Funeral planning and the burial cost are two significant factors to consider when deciding between a traditional funeral and burial or cremation. If price plays a vital role in your decision, cremation will be the best route. The average cost of a traditional funeral is between $7,000 and $12,000. The average price for a traditional cremation with a service is $6,000 - $7,000. There is a potential of saving several thousand dollars by going with a cremation. If there were no previous arrangements made, such as a prepayment for a funeral, then a cremation will be a better financial decision while still honoring your loved one. 

Donating Your Body

You have several alternative options when you die instead of a funeral. There are several different ways to donate your body to science at no direct cost for your loved ones. Some of the different types of donation include:

  • Organ donation - as mentioned above, the deceased’s body can be cremated at no cost after donation
  • Medical education - medical students can use a donated body to practice surgical skills and learn more about organs and the body’s makeup.
  • Body farm donation - this is where the body is put in different elements (weather, heat, cold, etc.) for educational purposes to study the decomposition of the body.
  • Research companies - instead of donating your body to a medical school, you could donate your or your loved ones’ body to a research company that will use your body in a nonmedical way. An example of this could be to test what happens to a body in a car crash for a car company. 
  • Organizations for medical research - if your loved one has died of a specific illness there are organizations out there that will want to run tests on their body to aid in finding a cure for that illness.

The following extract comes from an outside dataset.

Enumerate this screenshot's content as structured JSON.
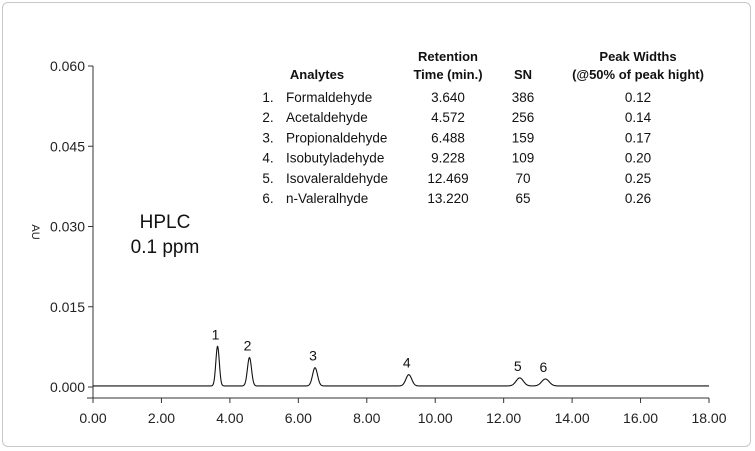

Some extra forms and regulations go along with donating your body, but the costs are mostly covered by each organization. Most of the time, the body will need to be donated immediately, which means there will be no time for a viewing or traditional funeral. In some cases a cremation service will be provided after the body is used for research and then their ashes will be sent to their loved one. This can save tremendously on costs.

What to Do Next

Once you have decided between a cremation or a burial for your burial, you will need to contact the funeral home caring for their body. The funeral director will go over your options and the next steps. 

If your loved one has a life insurance policy, now would be the time to work on cashing that out so that you have the funds to pay for the funeral service and burial or cremation. You can also check to see if there are any retirement funds or money set aside for the services.

If you find yourself in a situation where you have lost a family member and cannot pay for the funeral. If you have questions about this, you should ask the funeral director. There are different programs through your local government that will help you. 

Funerals can be expensive for your loved ones. Making arrangements for a casket, funeral home, and being clear about if you want to be cremated or buried will help ease the burden of funeral costs, especially when your family is grieving. If you are fortunate enough to save ahead of time and plan for your funeral, your family will benefit from that.